Mechanistically, indoles have been shown to restore SK channel currents and attenuate basolateral amygdala (BLA) hyperexcitability in germ‑free mice [8]. CRF neurons in the BNST regulate fear extinction bidirectionally: their activation accelerates extinction via serotonin 5‑HT2C receptors, while their hypersensitivity drives extinction failure [3][4][5]. If indoles selectively potentiate SK‑mediated afterhyperpolarization in these CRF cells, the net effect would be decreased CRF release, reduced downstream amygdala activation, and improved extinction memory despite weaker vPFC‑amygdala structural links.

Testable predictions:

1. Aged mice will exhibit elevated plasma indole concentrations compared with young adults.
2. Whole‑cell patch‑clamp recordings from BNST CRF neurons in aged mice will reveal larger SK‑mediated currents and lower firing rates than in young mice; this difference will be abolished by the SK blocker apamin.
3. Pharmacological elevation of indoles (e.g., via dietary tryptophan supplementation or probiotic administration) in young mice will mimic the aged phenotype: increased SK currents, reduced CRF neuron excitability, and lowered anxiety‑like behavior in the elevated plus maze.
4. Conversely, CRISPR‑mediated knockdown of SK2 channels specifically in CRF‑expressing BNST neurons of aged mice will rescue excitability, heighten anxiety, and impair fear extinction, even when indole levels are high.
5. Administering a CRF receptor antagonist will not further reduce anxiety in aged mice with elevated indoles, indicating a floor effect, whereas it will markedly decrease anxiety in young mice with low indole tone.
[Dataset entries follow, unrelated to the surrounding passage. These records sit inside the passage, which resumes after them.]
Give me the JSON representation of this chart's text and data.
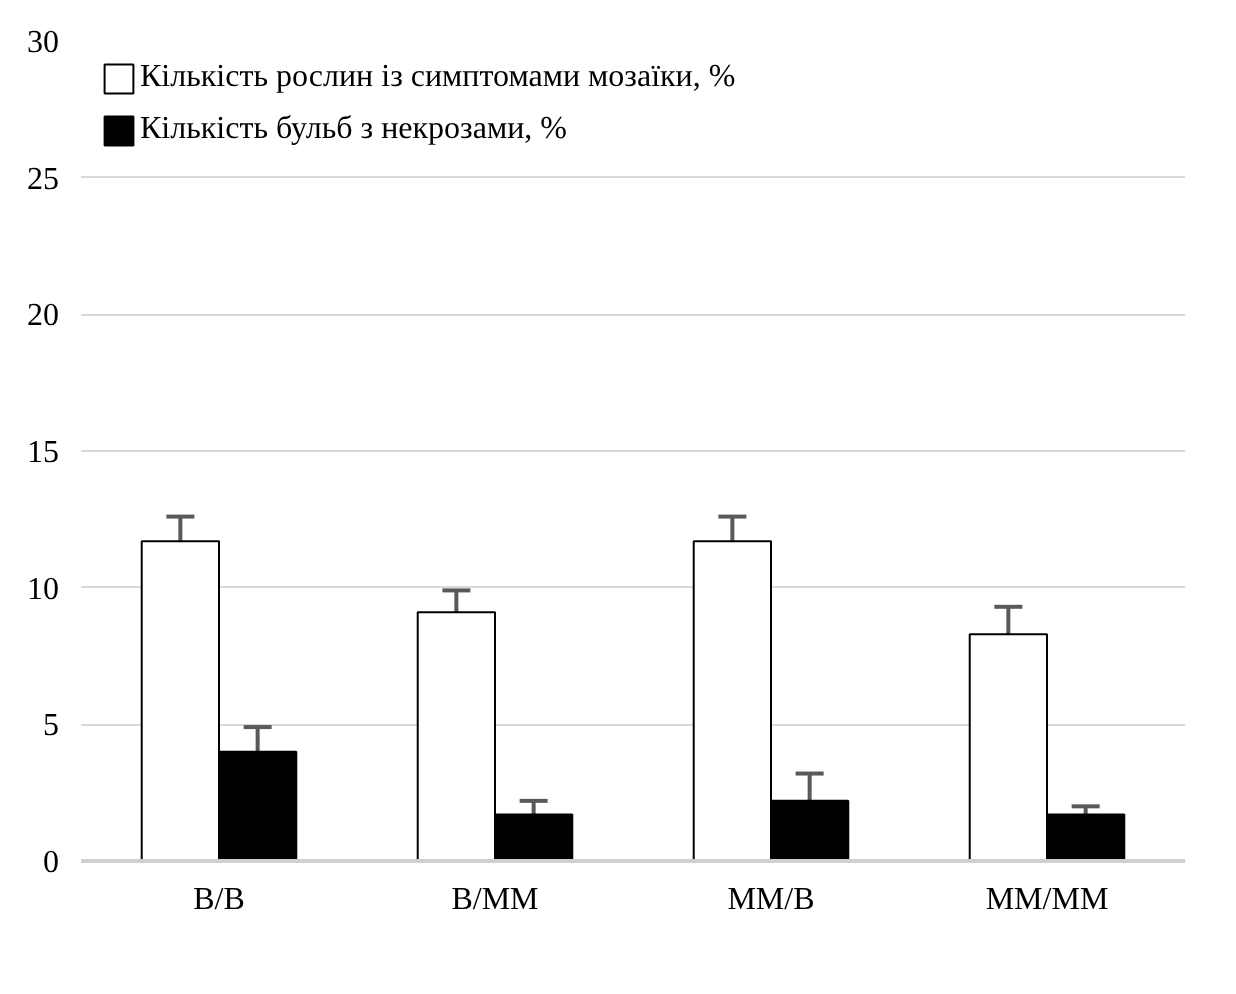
{
  "chart_data": {
    "type": "bar",
    "categories": [
      "B/B",
      "B/MM",
      "MM/B",
      "MM/MM"
    ],
    "series": [
      {
        "name": "Кількість рослин із симптомами мозаїки, %",
        "color": "#ffffff",
        "values": [
          11.7,
          9.1,
          11.7,
          8.3
        ],
        "errors": [
          0.9,
          0.8,
          0.9,
          1.0
        ]
      },
      {
        "name": "Кількість бульб з некрозами, %",
        "color": "#000000",
        "values": [
          4.0,
          1.7,
          2.2,
          1.7
        ],
        "errors": [
          0.9,
          0.5,
          1.0,
          0.3
        ]
      }
    ],
    "ylim": [
      0,
      30
    ],
    "yticks": [
      0,
      5,
      10,
      15,
      20,
      25,
      30
    ],
    "grid": "y",
    "legend": "top left"
  }
}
These experiments directly link microbiome metabolism, ion channel physiology, and circuit‑level regulation of anxiety. If confirmed, the hypothesis would reframe age‑related anxiety resilience as a neurochemical compensatory process rather than a passive consequence of declining prefrontal control, and it would suggest indole‑based strategies as prophylactic interventions for anxiety disorders across the lifespan.